SALIRA TV | KAB. BANDUNG — Suasana penuh kebersamaan dan antusiasme warga mewarnai malam puncak Syukuran Lembur yang digelar di Kampung Cileuweng Sirnagalih RW 17, Desa Cimenyan, Kecamatan Cimenyan, Kabupaten Bandung. Kegiatan yang berlangsung pada Sabtu malam, 17 Januari 2026 tersebut ditutup dengan pagelaran seni tradisional Wayang Golek yang disambut meriah oleh masyarakat.
Pagelaran Wayang Golek pada malam puncak hari ketiga ini menghadirkan dalang muda berbakat, Khanha Ade Kosasih Sunarya dari Giriharja 2 Putu. Ia merupakan cucu dari maestro Wayang Golek Jawa Barat almarhum KH. Asep Sunandar Sunarya. Penampilan tersebut menjadi daya tarik utama yang telah lama dinantikan oleh warga.
Acara ini turut dihadiri oleh Kepala Desa Cimenyan, Bapak Supratman Taryana, Ketua RW 17 Bapak Muhammad Soleh, para Ketua RT, LPM, BPBD, MUI, Forum Kemasyarakatan, Bimas, Babinsa, jajaran panitia, para sesepuh, seniman, tokoh pemuda, serta masyarakat sekitar yang memadati area lapangan lokasi acara.
Sebelum pagelaran dimulai, rangkaian kegiatan diawali dengan sambutan dari panitia pelaksana, Ketua RW 17, perwakilan Bimas dan WBI, serta pembagian bingkisan kepada warga. Sambutan utama disampaikan langsung oleh Kepala Desa Cimenyan, Bapak Supratman Taryana.
Dalam sambutannya, beliau menyampaikan rasa syukur atas terselenggaranya kegiatan tersebut serta menekankan pentingnya transparansi dan kebersamaan dalam membangun lingkungan. Ia menjelaskan bahwa laporan kegiatan dan penggunaan anggaran yang disampaikan secara terbuka merupakan bentuk amanah dan tanggung jawab kepada seluruh warga yang telah berkontribusi.
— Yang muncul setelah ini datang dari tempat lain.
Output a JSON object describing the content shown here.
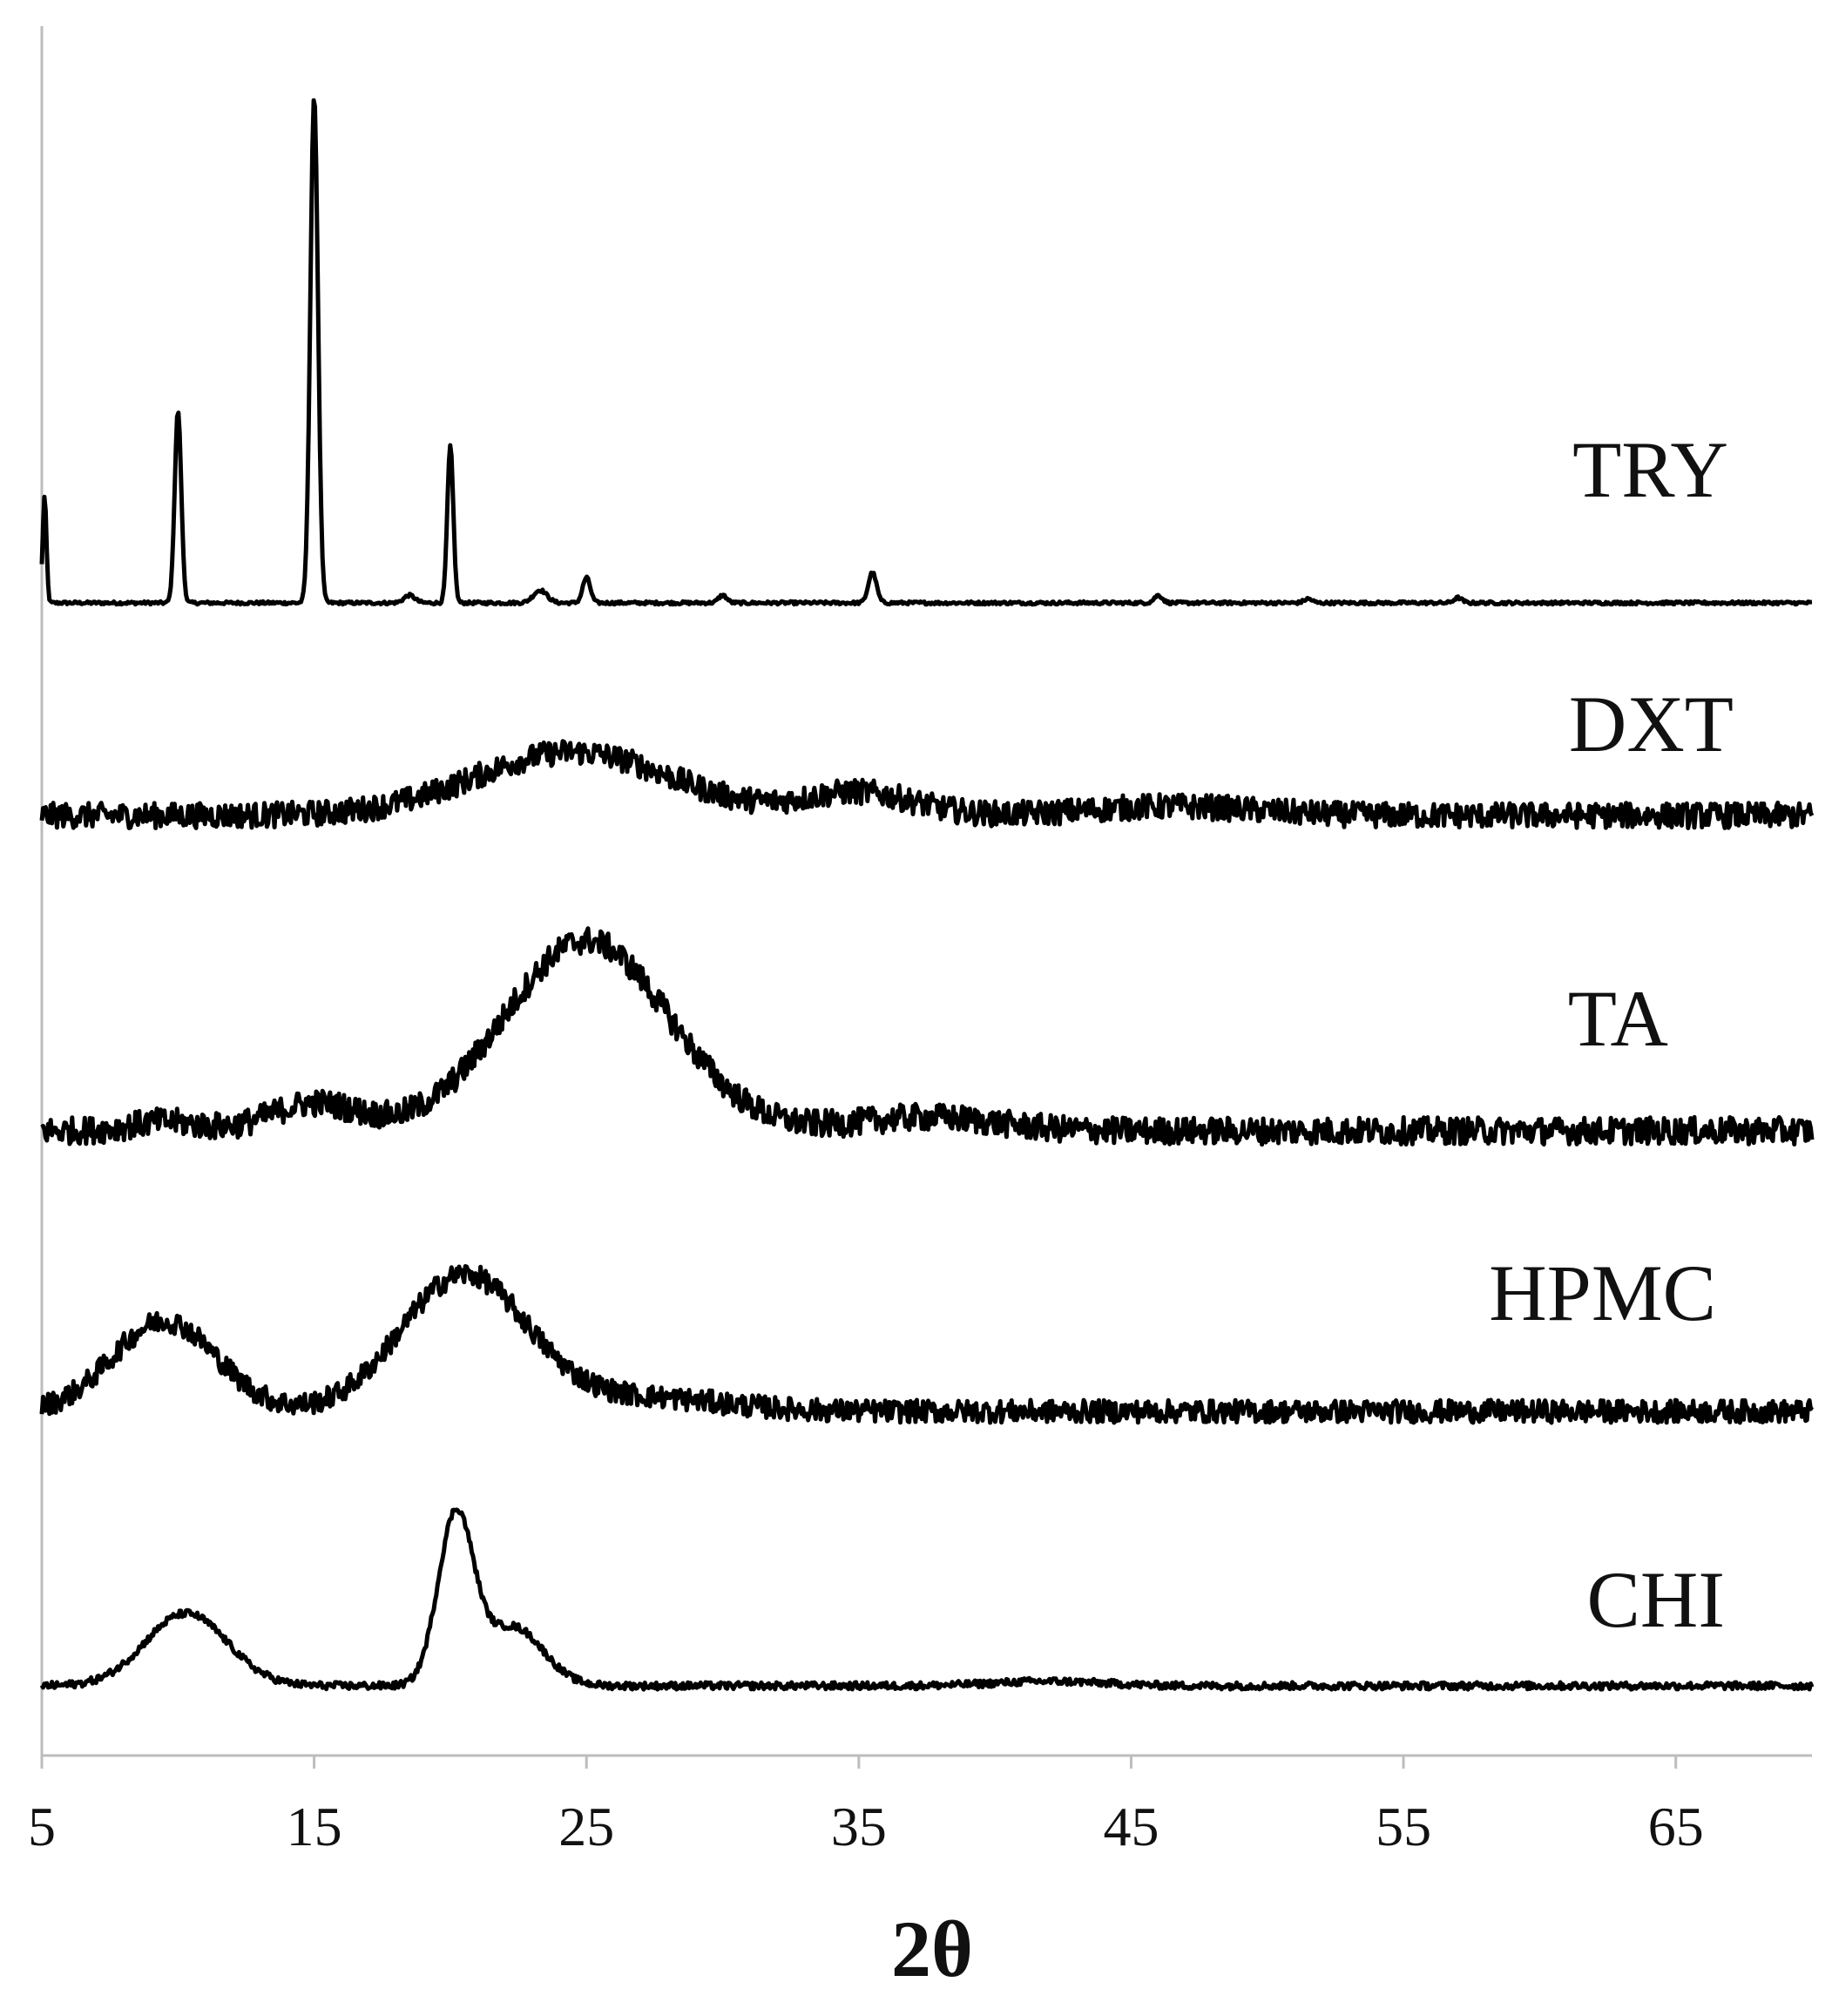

Menurutnya, keberhasilan acara ini menjadi bukti nyata bahwa kekompakan, solidaritas, dan kerja sama seluruh elemen masyarakat mampu mewujudkan kegiatan besar tanpa harus bergantung pada satu pihak saja. Perjuangan panitia yang berlangsung selama kurang lebih dua bulan, termasuk penggalangan dukungan dari warga secara rutin, menjadi bagian penting dari suksesnya kegiatan tersebut.